Sri Lanka will experience its first lunar eclipse for this year on 15 June from 10.54 p.m., Planetarium sources said.
This lunar eclipse will begin at 10.54 p.m. on 15 June and it will end on 4.30 a.m. 16 on June. The total eclipse begins at 12.52 a.m. on 16 June and the point of greatest eclipse occurs at 1.42 a.m. A lunar eclipse occurs when the moon passes behind the earth so that the earth blocks the sun’s rays from striking the moon.
This can occur only when the Sun, Earth, and Moon are aligned exactly, or very closely so, with the Earth in the middle. Hence, there is always a full moon on the night of a lunar eclipse. The type and length of an eclipse depend upon the Moon’s location relative to its orbital nodes.

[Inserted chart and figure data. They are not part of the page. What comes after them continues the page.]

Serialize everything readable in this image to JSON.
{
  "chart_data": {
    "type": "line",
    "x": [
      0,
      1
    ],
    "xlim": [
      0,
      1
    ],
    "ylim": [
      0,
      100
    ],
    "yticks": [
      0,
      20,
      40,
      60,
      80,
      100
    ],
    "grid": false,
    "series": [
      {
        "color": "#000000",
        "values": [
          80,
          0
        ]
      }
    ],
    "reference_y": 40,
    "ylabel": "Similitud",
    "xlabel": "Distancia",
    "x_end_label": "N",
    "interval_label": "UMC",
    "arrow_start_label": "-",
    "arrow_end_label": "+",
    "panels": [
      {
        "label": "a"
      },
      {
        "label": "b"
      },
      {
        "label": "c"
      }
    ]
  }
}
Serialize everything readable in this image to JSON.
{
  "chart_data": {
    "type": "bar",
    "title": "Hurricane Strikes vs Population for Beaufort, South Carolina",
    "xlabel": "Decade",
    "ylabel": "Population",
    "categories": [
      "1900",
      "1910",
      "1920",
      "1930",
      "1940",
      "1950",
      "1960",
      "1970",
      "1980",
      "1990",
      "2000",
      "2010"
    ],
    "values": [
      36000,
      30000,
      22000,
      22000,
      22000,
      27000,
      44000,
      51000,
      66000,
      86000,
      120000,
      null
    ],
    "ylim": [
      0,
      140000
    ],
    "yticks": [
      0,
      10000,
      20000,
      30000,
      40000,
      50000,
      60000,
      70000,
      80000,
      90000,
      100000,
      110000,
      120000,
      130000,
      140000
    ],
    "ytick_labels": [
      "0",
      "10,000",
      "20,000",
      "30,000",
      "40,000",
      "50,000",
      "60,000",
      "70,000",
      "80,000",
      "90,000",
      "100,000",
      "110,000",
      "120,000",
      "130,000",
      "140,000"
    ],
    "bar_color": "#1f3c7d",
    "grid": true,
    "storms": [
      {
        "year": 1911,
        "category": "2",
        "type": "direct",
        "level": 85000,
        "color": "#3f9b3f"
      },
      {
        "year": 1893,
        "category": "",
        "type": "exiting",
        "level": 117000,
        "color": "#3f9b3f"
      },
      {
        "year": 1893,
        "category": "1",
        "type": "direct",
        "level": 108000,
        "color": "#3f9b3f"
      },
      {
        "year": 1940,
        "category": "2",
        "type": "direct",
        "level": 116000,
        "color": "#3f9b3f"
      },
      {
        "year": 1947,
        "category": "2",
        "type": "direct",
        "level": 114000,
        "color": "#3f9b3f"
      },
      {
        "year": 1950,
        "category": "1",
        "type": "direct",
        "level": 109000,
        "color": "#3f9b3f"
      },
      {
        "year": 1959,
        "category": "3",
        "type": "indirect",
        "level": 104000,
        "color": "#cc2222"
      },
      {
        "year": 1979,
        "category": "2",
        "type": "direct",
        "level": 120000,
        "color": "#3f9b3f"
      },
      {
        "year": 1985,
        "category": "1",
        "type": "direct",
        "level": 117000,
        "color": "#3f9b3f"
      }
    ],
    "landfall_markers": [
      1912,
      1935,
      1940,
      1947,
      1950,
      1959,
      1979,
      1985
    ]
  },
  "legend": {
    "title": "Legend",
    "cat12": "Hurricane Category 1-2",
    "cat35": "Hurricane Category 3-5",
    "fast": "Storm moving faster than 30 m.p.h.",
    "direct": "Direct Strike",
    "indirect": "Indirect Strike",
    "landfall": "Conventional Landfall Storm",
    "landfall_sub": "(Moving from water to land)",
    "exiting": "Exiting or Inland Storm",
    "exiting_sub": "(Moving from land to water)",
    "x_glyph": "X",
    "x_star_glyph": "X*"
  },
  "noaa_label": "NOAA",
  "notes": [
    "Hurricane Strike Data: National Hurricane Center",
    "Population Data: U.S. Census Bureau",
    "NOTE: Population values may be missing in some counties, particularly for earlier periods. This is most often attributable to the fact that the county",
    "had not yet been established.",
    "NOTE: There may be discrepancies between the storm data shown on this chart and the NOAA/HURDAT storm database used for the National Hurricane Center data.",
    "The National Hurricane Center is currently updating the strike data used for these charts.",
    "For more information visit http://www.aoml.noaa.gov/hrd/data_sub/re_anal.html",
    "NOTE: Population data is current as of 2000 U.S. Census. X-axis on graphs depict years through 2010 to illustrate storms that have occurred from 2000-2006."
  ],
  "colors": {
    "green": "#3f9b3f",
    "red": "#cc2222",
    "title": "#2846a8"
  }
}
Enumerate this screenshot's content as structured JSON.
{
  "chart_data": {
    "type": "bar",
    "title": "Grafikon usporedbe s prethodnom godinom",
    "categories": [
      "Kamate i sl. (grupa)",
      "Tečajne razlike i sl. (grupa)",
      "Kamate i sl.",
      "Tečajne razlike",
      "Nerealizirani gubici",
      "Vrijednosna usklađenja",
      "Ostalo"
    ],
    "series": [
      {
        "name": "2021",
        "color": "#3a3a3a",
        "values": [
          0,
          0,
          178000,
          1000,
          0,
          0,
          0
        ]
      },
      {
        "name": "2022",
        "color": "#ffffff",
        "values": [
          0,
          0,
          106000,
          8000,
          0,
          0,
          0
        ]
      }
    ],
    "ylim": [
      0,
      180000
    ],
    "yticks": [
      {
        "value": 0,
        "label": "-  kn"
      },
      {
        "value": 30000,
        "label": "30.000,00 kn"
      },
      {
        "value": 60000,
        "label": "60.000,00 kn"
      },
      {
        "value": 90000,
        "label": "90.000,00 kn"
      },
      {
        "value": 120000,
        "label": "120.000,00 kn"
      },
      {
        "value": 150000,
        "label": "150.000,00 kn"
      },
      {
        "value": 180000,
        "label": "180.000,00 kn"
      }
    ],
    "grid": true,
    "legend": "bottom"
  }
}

Unlike a solar eclipse, which can only be viewed from a certain relatively small area of the world, a lunar eclipse may be viewed from anywhere on the night side of the Earth. A lunar eclipse lasts for a few hours, whereas a total solar eclipse lasts for only a few minutes at any given place. Some lunar eclipses have been associated with important historical events.
The total lunar eclipse on 15 June will be a central eclipse, visible over Europe and South America after sunset, over Africa and most of Asia, and Australia before sunrise.
The Moon could turn red in colour during a total lunar eclipse. It will be one of the darkest eclipse in history and will be second only to the 16 July, 2000 total lunar eclipse because the moon passes almost exactly in front of the centre of the Earth’s shadow.
The most recent total lunar eclipse occurred on 21 December, 2010.